In LMArena, Grok4.1 (Thinking) and Grok4.1 ranks first. In the earlier benchmark tests, Grok4.1 (Thinking) ranked first with a score of 1510. Currently, it is still first but with a score of 1483. Grok 4.1 is second.
There is a massive reduction in hallucination. It drops from 12% to about 4%.
This version scored more than 40 points higher than the previously released Grok4Fast two months ago.
It was silently rolled out to a subset of users from November 1–14, 2025, and it was preferred over prior models in 64.78% of blind pairwise evaluations on live traffic.
It is the top released model for creative writing.
OpenAI has GPT 5.1 that has not been released yet, that could have a slightly higher creative writing score.
Google will soon release Gemini 3. It is expected to be very good.
XAI Grok 5 will be released in Q1 2026 and will have double the parameters and will be a major step up.
Grok 4.1 Specifications and Benchmarks
Grok 4.1 is positioned as a frontier model emphasizing conversational intelligence, emotional understanding, real-world helpfulness, and reduced errors. It’s available immediately to all users (including free tier) on grok.com, x.com (via login), and the Grok iOS/Android apps.
Model Variants
Grok 4.1 Thinking (code name quasarflux). It uses thinking tokens for step-by-step reasoning in responses.

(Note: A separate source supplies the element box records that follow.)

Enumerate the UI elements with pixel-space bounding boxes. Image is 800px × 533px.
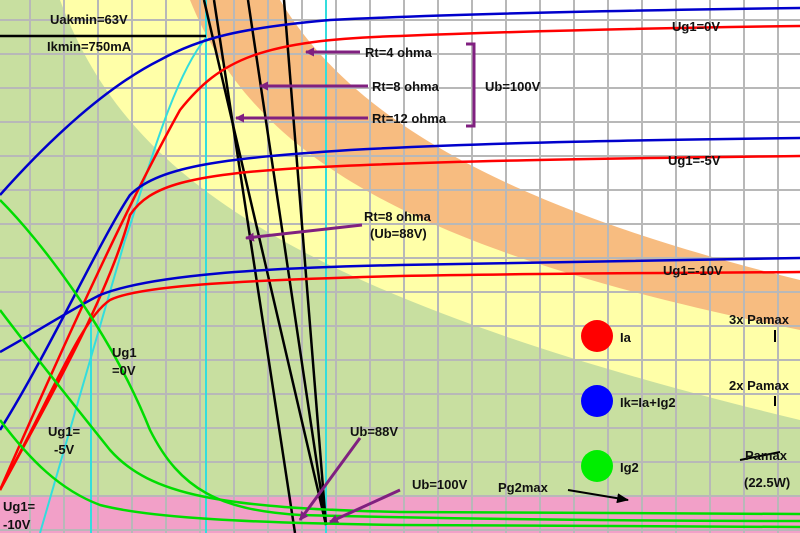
ik-curves xyxy=(0,6,800,431)
rt8-label: Rt=8 ohma xyxy=(372,79,440,94)
legend-dot-ia xyxy=(581,320,613,352)
pamax2-label: 2x Pamax xyxy=(729,378,790,393)
g2-ug1-m5-label-a: Ug1= xyxy=(48,424,81,439)
g2-ug1-m10-label-b: -10V xyxy=(3,517,31,532)
g2-ug1-m5-label-b: -5V xyxy=(54,442,75,457)
ig2-curves xyxy=(0,199,800,529)
load-line-rt8-ub88 xyxy=(212,0,297,533)
load-line-rt4 xyxy=(202,0,328,526)
ig2-ug1-m5 xyxy=(0,309,800,516)
purple-arrows xyxy=(235,42,476,524)
uakmin-label: Uakmin=63V xyxy=(50,12,128,27)
ub100-label: Ub=100V xyxy=(412,477,468,492)
ig2-ug1-0 xyxy=(0,199,800,523)
legend-ia-label: Ia xyxy=(620,330,632,345)
pamax3-label: 3x Pamax xyxy=(729,312,790,327)
rt4-label: Rt=4 ohma xyxy=(365,45,433,60)
ia-curves xyxy=(0,24,800,491)
ik-ug1-m10 xyxy=(0,256,800,354)
ug1-m5-label: Ug1=-5V xyxy=(668,153,721,168)
ia-ug1-m10 xyxy=(0,270,800,491)
ikmin-label: Ikmin=750mA xyxy=(47,39,132,54)
ik-ug1-0 xyxy=(0,6,800,196)
g2-ug1-m10-label-a: Ug1= xyxy=(3,499,36,514)
legend-dot-ik xyxy=(581,385,613,417)
labels: Uakmin=63V Ikmin=750mA Ug1=0V Ug1=-5V Ug… xyxy=(3,12,790,532)
rt8-ub88-label: Rt=8 ohma xyxy=(364,209,432,224)
rt8-ub88-sublabel: (Ub=88V) xyxy=(370,226,427,241)
legend-dot-ig2 xyxy=(581,450,613,482)
ub88-label: Ub=88V xyxy=(350,424,398,439)
g2-ug1-0-label-b: =0V xyxy=(112,363,136,378)
rt12-label: Rt=12 ohma xyxy=(372,111,447,126)
legend-ik-label: Ik=Ia+Ig2 xyxy=(620,395,676,410)
legend-ig2-label: Ig2 xyxy=(620,460,639,475)
pg2max-label: Pg2max xyxy=(498,480,549,495)
pamax-label: Pamax xyxy=(745,448,788,463)
ug1-m10-label: Ug1=-10V xyxy=(663,263,723,278)
ug1-0-label: Ug1=0V xyxy=(672,19,720,34)
g2-ug1-0-label-a: Ug1 xyxy=(112,345,137,360)
ik-ug1-m5 xyxy=(0,136,800,431)
ia-ug1-0 xyxy=(0,24,800,491)
pamax-sublabel: (22.5W) xyxy=(744,475,790,490)
ig2-ug1-m10 xyxy=(0,419,800,529)
black-arrows xyxy=(567,330,781,504)
ub100-brace-label: Ub=100V xyxy=(485,79,541,94)
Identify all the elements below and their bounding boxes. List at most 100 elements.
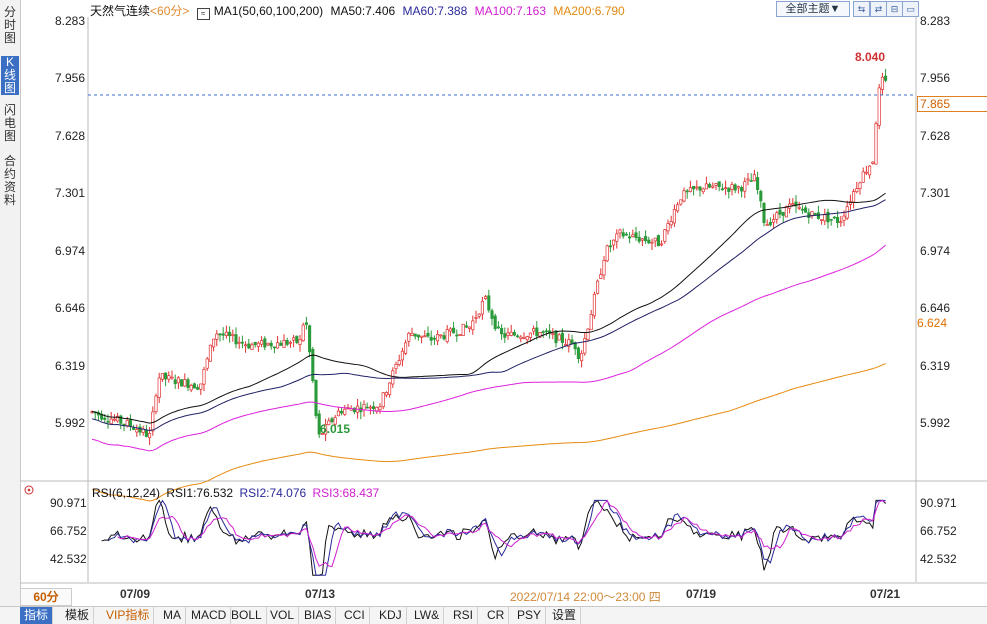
candle-body xyxy=(468,326,472,329)
candle-body xyxy=(551,333,555,335)
tab-psy[interactable]: PSY xyxy=(513,607,547,624)
candle-body xyxy=(762,202,766,223)
candle-body xyxy=(381,392,385,407)
candle-body xyxy=(519,336,523,339)
candle-body xyxy=(807,212,811,218)
tab-vol[interactable]: VOL xyxy=(266,607,300,624)
tab-settings[interactable]: 设置 xyxy=(548,607,582,624)
price-tick: 7.628 xyxy=(920,129,951,143)
tab-cci[interactable]: CCI xyxy=(340,607,370,624)
candle-body xyxy=(740,187,744,192)
candle-body xyxy=(103,417,107,420)
candle-body xyxy=(733,184,737,191)
minimize-icon[interactable]: ⊟ xyxy=(886,1,903,17)
candle-body xyxy=(772,219,776,223)
candle-body xyxy=(298,339,302,345)
candle-body xyxy=(240,341,244,344)
candle-body xyxy=(266,342,270,346)
candle-body xyxy=(618,229,622,234)
candle-body xyxy=(714,183,718,186)
candle-body xyxy=(330,418,334,423)
candle-body xyxy=(852,191,856,203)
period-selector[interactable]: 60分 xyxy=(20,588,72,606)
candle-body xyxy=(224,331,228,336)
candle-body xyxy=(544,330,548,333)
maximize-icon[interactable]: ▭ xyxy=(902,1,919,17)
candle-body xyxy=(378,406,382,411)
candle-body xyxy=(429,336,433,341)
candle-body xyxy=(186,379,190,388)
candle-body xyxy=(106,420,110,423)
theme-select-button[interactable]: 全部主题▼ xyxy=(776,1,850,17)
rsi-series xyxy=(101,499,886,576)
candle-body xyxy=(112,418,116,421)
tab-cr[interactable]: CR xyxy=(483,607,510,624)
candle-body xyxy=(778,209,782,215)
candle-body xyxy=(848,201,852,205)
candle-body xyxy=(432,337,436,340)
candle-body xyxy=(653,237,657,242)
candle-body xyxy=(256,342,260,347)
candle-body xyxy=(509,331,513,336)
candle-body xyxy=(119,415,123,424)
candle-body xyxy=(682,190,686,202)
candle-body xyxy=(247,343,251,349)
candle-body xyxy=(311,348,315,382)
price-tick: 6.646 xyxy=(920,301,951,315)
candle-body xyxy=(832,216,836,219)
ma-legend: 天然气连续<60分> ≈ MA1(50,60,100,200) MA50:7.40… xyxy=(90,2,629,20)
candle-body xyxy=(698,186,702,191)
tab-bias[interactable]: BIAS xyxy=(300,607,337,624)
candle-body xyxy=(151,411,155,432)
tab-macd[interactable]: MACD xyxy=(187,607,232,624)
rsi-title[interactable]: RSI(6,12,24) xyxy=(92,486,161,500)
ma200-line xyxy=(91,363,886,502)
kline-chart[interactable] xyxy=(0,0,987,606)
candle-body xyxy=(775,212,779,220)
candle-body xyxy=(836,216,840,223)
candle-body xyxy=(116,415,120,422)
tab-lw[interactable]: LW& xyxy=(410,607,445,624)
tab-boll[interactable]: BOLL xyxy=(227,607,267,624)
tab-flash[interactable]: 闪电图 xyxy=(3,103,16,143)
candle-body xyxy=(810,211,814,216)
date-tick: 07/09 xyxy=(120,587,151,601)
candle-body xyxy=(855,188,859,192)
candle-body xyxy=(506,332,510,336)
candle-body xyxy=(208,344,212,362)
tab-ma[interactable]: MA xyxy=(159,607,186,624)
candle-body xyxy=(829,218,833,221)
candle-body xyxy=(548,330,552,334)
candle-body xyxy=(864,171,868,174)
candle-body xyxy=(605,245,609,262)
ma-group-label[interactable]: MA1(50,60,100,200) xyxy=(213,4,324,18)
tab-rsi[interactable]: RSI xyxy=(449,607,479,624)
candle-body xyxy=(372,406,376,410)
candle-body xyxy=(746,178,750,181)
tab-template[interactable]: 模板 xyxy=(61,607,95,624)
candle-body xyxy=(407,332,411,342)
tab-indicator[interactable]: 指标 xyxy=(20,607,54,624)
candle-body xyxy=(608,245,612,248)
candle-body xyxy=(442,335,446,340)
candle-body xyxy=(109,418,113,425)
tab-timeshare[interactable]: 分时图 xyxy=(3,5,16,45)
candle-body xyxy=(672,209,676,224)
candle-body xyxy=(560,332,564,343)
price-tick: 7.956 xyxy=(55,71,86,85)
candle-body xyxy=(368,406,372,409)
candle-body xyxy=(477,313,481,317)
rsi3-line xyxy=(117,499,886,567)
candle-body xyxy=(397,360,401,365)
candle-body xyxy=(743,181,747,192)
tab-kdj[interactable]: KDJ xyxy=(375,607,407,624)
tab-kline[interactable]: K线图 xyxy=(1,56,19,95)
tab-vip-indicator[interactable]: VIP指标 xyxy=(102,607,155,624)
candle-body xyxy=(541,331,545,333)
candle-body xyxy=(301,324,305,342)
candle-body xyxy=(173,379,177,385)
candle-body xyxy=(794,201,798,207)
zoom-in-icon[interactable]: ⇆ xyxy=(853,1,870,17)
ma-config-icon[interactable]: ≈ xyxy=(196,8,210,20)
tab-contract-info[interactable]: 合约资料 xyxy=(3,154,16,207)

Grok 4.1 Non-Reasoning (code name tensor). It has direct responses without thinking tokens for speed.
Grok 4.1 Fast (Non-Reasoning) Includes integrated search tools for quick, fact-checked answers.
1 thought on “XAI Releases Grok 4.1 and It Tops the LMArena Leaderboard”
At this point in time, the entire GROK echo system seems to be down.
No responses to prompts, all chat history lost.
Hopefully just a temporarily overload and not GROK 4.1 going full Terminator on us.